Lessons learned from the .SE algorithm rollover

DNSSEC

april 27, 2018

The Swedish Internet Foundation was the first TLD to sign their zone, but eventually you come to a point where an overhaul is needed. This is what we learned from that process.

In 2005, The Swedish Internet Foundation was the first TLD to sign their zone. It was done in order to increase both awareness and usage of DNSSEC.

Being first out is always a bit exciting, but once a working implementation is in place it's easy to let it fall into neglect. "If it's not broken, don't try to fix it", as the saying goes. Sooner or later, however, you get to a point where you have to overhaul your system. The Swedish Internet Foundation reached that point when the decision was made to switch algorithm used to sign the .se zone, from SHA1 to SHA256. There was no way of doing it automatically in OpenDNSSEC 1.4.3, the old but reliable version we were currently running.

Initially we planned to include OpenDNSSEC (henceforth ODS) as a part of the upcoming project to upgrade of the whole zone generation environment. We quickly realised that it would be unworkable, as the that project would be massively time consuming and we wanted the algorithm rollover off the ground as soon as possible. So, we decided to run the upgrade of OpenDNSSEC as a separate project.

Starting out, we focussed on the ODS software upgrade, purposefully excluding OS and any other parts of the existing system, in order to easily be able to isolate and identify possible problems. For this we used virtual machines, which were handily set up using Virtualbox and Vagrant. These virtual machines were installed with the same version of OS and ODS, along with necessary dependencies, as the server in the current production environment was running. We did, however, choose to use SoftHSM instead of our regular HSM, since it saved us quite a bit of work and would not (theoretically) make any difference at this stage. In order to verify that the existing keys were picked up by ODS and properly rolled as needed, we used a modified policy with greatly reduced TTL values.

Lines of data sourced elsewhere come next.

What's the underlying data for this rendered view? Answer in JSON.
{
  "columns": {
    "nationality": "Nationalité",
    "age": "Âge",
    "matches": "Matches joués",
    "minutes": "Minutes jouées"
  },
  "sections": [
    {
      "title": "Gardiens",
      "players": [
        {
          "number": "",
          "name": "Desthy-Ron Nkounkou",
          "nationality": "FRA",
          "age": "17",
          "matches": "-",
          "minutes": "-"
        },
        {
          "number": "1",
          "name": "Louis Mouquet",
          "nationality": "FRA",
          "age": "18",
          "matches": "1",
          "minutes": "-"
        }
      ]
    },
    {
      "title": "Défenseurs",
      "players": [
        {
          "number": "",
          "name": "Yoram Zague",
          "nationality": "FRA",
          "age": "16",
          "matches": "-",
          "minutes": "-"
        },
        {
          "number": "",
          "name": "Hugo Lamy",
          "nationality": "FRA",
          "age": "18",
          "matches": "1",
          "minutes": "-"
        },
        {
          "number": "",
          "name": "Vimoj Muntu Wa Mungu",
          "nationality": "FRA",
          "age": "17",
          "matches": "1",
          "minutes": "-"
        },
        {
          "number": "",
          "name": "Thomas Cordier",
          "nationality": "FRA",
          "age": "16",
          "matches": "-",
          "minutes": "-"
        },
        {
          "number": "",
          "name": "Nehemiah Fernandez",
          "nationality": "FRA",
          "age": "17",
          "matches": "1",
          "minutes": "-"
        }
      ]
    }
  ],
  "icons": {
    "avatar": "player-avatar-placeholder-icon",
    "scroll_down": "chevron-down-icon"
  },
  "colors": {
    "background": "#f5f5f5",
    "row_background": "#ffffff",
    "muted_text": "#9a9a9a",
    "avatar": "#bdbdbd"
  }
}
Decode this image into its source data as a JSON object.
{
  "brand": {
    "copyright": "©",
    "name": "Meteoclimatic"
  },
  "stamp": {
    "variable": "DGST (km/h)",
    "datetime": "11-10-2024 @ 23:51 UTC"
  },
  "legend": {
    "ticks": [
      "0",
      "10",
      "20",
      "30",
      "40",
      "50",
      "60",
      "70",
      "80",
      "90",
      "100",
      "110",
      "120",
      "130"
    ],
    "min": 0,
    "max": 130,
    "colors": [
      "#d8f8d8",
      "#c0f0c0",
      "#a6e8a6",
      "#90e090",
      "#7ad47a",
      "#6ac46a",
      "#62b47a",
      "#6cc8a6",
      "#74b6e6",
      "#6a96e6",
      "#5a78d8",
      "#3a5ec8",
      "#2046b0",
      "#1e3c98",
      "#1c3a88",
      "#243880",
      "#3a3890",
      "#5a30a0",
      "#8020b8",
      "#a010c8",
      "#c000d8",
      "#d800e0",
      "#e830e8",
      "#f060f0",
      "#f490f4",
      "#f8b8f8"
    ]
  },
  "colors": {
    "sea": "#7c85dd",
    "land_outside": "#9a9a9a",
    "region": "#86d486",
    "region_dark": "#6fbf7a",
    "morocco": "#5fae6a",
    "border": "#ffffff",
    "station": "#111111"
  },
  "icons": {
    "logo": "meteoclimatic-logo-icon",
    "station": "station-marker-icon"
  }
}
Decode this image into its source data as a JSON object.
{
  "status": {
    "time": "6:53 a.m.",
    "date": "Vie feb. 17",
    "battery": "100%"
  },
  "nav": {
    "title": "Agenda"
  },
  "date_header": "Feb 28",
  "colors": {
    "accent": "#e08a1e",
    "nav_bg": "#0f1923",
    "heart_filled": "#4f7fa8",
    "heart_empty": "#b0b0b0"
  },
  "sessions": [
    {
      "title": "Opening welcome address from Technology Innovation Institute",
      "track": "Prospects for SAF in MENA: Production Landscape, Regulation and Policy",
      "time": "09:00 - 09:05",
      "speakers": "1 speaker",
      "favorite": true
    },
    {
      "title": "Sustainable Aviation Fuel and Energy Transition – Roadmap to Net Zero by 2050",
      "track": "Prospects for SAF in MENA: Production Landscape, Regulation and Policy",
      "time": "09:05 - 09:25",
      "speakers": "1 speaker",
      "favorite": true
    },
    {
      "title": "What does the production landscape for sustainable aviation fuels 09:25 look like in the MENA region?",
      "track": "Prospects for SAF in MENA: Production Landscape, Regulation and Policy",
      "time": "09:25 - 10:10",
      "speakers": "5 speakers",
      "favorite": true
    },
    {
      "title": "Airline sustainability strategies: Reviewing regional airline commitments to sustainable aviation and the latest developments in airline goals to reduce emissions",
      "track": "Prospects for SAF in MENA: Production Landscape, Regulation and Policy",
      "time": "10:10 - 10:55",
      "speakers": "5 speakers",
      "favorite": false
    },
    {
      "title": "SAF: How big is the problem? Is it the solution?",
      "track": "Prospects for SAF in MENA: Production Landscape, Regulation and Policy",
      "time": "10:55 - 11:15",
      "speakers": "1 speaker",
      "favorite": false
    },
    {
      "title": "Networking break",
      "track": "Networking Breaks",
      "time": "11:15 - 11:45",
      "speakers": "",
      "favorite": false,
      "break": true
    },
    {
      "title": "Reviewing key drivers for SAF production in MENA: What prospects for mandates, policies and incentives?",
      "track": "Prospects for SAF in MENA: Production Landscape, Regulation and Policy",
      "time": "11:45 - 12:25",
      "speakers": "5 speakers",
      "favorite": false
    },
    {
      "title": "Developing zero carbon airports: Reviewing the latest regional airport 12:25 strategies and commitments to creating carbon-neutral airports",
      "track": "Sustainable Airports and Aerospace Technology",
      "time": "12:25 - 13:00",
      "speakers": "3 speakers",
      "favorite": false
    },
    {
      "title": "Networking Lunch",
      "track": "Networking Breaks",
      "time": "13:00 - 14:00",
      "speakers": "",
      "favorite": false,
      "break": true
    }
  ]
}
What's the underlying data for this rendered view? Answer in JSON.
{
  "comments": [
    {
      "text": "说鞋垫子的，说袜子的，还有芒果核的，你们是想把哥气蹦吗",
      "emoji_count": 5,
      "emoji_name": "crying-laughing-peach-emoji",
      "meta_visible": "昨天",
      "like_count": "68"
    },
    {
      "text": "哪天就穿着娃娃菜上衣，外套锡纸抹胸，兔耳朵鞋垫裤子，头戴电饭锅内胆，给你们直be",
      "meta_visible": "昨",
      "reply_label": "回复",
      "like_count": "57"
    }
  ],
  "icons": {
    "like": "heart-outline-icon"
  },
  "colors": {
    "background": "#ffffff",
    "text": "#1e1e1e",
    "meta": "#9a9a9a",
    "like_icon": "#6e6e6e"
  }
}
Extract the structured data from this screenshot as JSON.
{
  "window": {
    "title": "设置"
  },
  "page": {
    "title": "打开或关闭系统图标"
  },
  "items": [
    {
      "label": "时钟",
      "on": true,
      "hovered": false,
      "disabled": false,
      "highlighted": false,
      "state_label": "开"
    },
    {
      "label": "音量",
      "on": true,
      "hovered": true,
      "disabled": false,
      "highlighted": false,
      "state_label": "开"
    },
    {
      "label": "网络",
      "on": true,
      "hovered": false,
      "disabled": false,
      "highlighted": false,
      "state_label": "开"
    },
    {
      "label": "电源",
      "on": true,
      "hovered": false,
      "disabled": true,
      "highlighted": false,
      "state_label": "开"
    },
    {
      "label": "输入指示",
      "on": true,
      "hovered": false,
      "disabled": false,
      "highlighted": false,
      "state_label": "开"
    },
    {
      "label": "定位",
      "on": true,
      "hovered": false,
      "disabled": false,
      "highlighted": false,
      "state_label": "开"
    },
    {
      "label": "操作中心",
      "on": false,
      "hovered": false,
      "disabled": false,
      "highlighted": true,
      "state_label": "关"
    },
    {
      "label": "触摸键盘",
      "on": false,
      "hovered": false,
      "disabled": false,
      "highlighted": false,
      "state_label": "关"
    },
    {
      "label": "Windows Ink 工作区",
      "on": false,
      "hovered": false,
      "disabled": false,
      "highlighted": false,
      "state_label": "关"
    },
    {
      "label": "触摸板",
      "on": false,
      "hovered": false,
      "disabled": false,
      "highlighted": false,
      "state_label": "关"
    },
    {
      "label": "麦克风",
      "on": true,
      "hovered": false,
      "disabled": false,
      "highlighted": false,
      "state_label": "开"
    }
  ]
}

Setting up ODS was uncomplicated for both version 1.4.3 and 2.1.0 (which was the latest version at the time). Of course, as soon as we tried to migrate from one version to the other we immediately ran into some problems. We're using an sqlite3 kasp database and the database migration script turned out to contain a small bug.

(/convert_sqlite) Error: near line 277: NOT NULL constraint failed: policy.keysPurgeAfter

Fortunately, NL Netlabs was quick to help us out with a patch and the bug was then permanently fixed in the following release. This got us as far as to the last step of the migration before things went sideways again. During this last step the script "ods-migrate" is supposed to extract the id of the keys from zone file and write them to the database, which failed to happen. Thankfully the logs were informative, giving us no less than two error messages.

/etc/opendnssec/conf.xml:47: element Interval: Relax-NG validity error : Element Enforcer has extra content: Interval

Segmentation fault (core dumped)

It turned out not to be so much a bug as an error on encountering a deprecated XML tag in the conf.xml file and the problem was easily resolved by simply removing the tag.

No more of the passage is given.